Tuareg Rebels in Kutum: Not for the First Time

The movement of Tuareg rebels from West Africa to Darfur, if independently confirmed, would oddly parallel a similar flight of Tuareg rebels from French troops to Darfur a century ago. Having taken the worst of it in several engagements with French colonial troops in what is now Mali, Niger and southern Algeria, a large number of Tuareg warriors moved east to the Fezzan (southern Libya) and the Ennedi region of modern Chad, where they joined with the forces of the Sanusi confederacy, an emerging Islamic proto-state led by the Sanusi Sufis of Cyrenaica (eastern Libya). The Sanusis welcomed the Tuareg fighters, recognizing that their defeats at the hands of the French had come not from lack of fighting ability, but from a reliance on the now antiquated “white arms” – swords, spears, knives, etc. Retrained by the Sanusis in the use of firearms, the Tuareg acquitted themselves well in several battles with the French over Saharan wells and ancient forts, but ultimately were forced to give way before French artillery and the seemingly inexhaustible number of well-trained Malian and Senegalese tirailleurs (colonial riflemen) France could continue to throw at the Tuareg and their Sanusi allies.

By 1909 the surviving Tuareg were exhausted by war and began to move east to Darfur to seek the protection of its Sultan, Ali Dinar. Though Ali Dinar ruled independently, the British had made a claim of sovereignty over Darfur in 1899. This and the Sultan’s substantial army provided the roughly 10,000 Tuareg refugees some reassurance that they would not be pursued there by the relentless French colonial forces. Unfortunately, the Tuareg could not resist returning to the raiding lifestyle they had enjoyed before the intrusion of the French. An infuriated Sultan ordered the Tuareg expelled for “their deeds of wickedness and immorality,” but after protests from the Sanusi, Ali Dinar settled for disarming and despoiling the Tuareg. A number of Tuareg women were taken off to the royal harem and the Tuareg slaves were impressed into the Sultan’s own army. Most of the remaining Tuareg (known in Darfur as Kinin) were disarmed and resettled near the lead mines of Kutum in Jabal Marra, the same region cited in nearly all reports of a Tuareg Ansar al-Din presence of the last few days.  In 1913, the Sultan softened his position and allowed the Tuareg to resettle a half-a-day south of the capital of al-Fashir. While small units of Tuareg joined the Sultan’s army, most of the tribesmen did not, nor was any effort made to impress them, the Sultan being as wary of the Tuareg as they were of him.

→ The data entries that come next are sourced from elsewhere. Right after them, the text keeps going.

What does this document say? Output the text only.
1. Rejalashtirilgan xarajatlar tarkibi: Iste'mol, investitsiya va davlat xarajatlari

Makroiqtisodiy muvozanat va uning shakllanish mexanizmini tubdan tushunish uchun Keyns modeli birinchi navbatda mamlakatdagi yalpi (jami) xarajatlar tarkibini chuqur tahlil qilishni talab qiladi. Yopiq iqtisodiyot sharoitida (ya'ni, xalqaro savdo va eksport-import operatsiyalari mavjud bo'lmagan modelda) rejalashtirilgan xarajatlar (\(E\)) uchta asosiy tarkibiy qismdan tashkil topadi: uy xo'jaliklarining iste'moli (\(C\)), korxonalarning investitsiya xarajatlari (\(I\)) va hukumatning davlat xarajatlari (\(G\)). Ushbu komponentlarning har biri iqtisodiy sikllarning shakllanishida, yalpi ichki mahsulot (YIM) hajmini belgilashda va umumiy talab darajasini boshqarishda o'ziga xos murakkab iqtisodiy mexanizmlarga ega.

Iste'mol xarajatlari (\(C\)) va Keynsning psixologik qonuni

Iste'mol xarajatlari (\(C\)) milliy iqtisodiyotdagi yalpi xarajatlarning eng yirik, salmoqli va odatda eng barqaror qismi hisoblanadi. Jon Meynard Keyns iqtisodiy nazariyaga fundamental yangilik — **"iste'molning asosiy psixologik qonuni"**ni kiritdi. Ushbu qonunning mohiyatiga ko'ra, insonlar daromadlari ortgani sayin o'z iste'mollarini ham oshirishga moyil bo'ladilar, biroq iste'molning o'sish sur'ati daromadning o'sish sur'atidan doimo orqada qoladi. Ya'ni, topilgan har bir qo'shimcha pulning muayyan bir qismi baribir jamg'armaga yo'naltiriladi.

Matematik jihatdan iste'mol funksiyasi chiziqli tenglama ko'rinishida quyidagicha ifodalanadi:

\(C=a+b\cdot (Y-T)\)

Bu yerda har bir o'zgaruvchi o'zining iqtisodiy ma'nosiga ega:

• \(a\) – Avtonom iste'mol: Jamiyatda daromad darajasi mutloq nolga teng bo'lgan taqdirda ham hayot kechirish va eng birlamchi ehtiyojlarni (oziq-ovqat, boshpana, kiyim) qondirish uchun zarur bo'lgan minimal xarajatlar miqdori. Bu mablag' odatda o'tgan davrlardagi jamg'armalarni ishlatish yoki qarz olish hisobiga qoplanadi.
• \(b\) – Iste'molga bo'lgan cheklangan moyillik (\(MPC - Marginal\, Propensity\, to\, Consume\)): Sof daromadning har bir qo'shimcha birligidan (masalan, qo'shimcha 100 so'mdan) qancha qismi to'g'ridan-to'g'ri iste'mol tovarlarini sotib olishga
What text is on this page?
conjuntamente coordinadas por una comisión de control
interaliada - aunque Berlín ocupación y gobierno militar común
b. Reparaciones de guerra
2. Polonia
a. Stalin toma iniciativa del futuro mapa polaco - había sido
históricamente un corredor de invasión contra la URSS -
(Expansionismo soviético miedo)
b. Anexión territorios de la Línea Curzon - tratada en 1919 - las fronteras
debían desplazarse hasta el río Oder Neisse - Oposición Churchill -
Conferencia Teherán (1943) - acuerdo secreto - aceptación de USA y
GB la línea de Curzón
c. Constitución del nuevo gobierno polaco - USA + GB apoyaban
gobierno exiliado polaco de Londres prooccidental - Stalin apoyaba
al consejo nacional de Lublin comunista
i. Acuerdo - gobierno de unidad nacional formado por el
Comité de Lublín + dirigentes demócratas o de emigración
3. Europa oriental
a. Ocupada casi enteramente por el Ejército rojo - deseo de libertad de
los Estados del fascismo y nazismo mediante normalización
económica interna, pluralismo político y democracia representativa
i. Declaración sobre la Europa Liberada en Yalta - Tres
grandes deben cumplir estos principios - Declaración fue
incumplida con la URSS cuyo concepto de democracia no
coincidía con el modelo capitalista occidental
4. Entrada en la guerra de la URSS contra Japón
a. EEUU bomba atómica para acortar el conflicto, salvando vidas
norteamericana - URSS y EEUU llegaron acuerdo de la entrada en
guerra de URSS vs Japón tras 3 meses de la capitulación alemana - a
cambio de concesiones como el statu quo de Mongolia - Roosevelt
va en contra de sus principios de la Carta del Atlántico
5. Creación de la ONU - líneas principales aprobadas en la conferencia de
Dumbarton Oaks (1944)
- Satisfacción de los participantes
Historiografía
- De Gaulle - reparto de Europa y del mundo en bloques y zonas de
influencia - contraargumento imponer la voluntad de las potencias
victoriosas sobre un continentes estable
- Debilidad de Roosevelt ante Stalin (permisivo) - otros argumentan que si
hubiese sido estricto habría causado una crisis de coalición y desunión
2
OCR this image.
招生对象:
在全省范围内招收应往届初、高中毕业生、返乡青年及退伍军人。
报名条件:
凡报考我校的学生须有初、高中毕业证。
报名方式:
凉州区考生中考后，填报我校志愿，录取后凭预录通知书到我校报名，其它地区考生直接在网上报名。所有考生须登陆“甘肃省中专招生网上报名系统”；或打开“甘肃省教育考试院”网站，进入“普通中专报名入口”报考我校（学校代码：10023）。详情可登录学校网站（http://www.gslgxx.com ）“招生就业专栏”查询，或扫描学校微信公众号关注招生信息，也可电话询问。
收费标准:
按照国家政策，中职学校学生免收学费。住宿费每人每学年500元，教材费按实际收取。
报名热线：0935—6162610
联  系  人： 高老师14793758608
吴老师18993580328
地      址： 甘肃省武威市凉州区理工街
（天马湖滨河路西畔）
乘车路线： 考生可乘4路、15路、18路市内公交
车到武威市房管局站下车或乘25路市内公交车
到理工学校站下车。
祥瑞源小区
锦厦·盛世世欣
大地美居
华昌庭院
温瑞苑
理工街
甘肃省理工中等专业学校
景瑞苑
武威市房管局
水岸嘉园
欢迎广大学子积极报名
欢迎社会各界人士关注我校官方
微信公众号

When Ali Dinar decided to flee al-Fashir in the face of the approaching British-led Egyptian Army in 1916, he took with him his soldiers, slaves, concubines, relatives, retainers, eunuchs and most of the royal court – in other words, a good part of the town of al-Fashir. By the time the invaders entered the capital, the “Kinin” had already ridden in to begin the looting of the nearly deserted city. They were quickly joined by the Egyptian, Sudanese and British troops of the “Government Army.” In the following days, groups of veiled Kinin featured strongly in the photograph collection of most British officers armed with a camera.  A British intelligence report suggested that the Tuareg of Darfur “would be valuable allies since they are reputed good fighters and fearless.” [2] At home, however, the French defeat of the last great Tuareg revolt, the Kaoçen Rebellion of 1917, meant that a form of peace, if not freedom, now prevailed and the Tuareg began to drift home rather than ally themselves with the Anglo-Egyptian government of Sudan.

Notes

1. See Andrew McGregor, “Tribes and Terrorists: The Emerging Security Threat from Libya’s Lawless South,” Jamestown Foundation Terrorism Monitor, January 25, 2013, http://www.jamestown.org/programs/gta/single/?cHash=fef93e8be833fe81ae780167cb8da26c&tx_ttnews[tt_news]=40367

2. National Records Office, Khartoum: NRO INTELL 5/3/38, H.A. MacMichael, “Notes on the Tribes of Darfur,” October-December, 1915.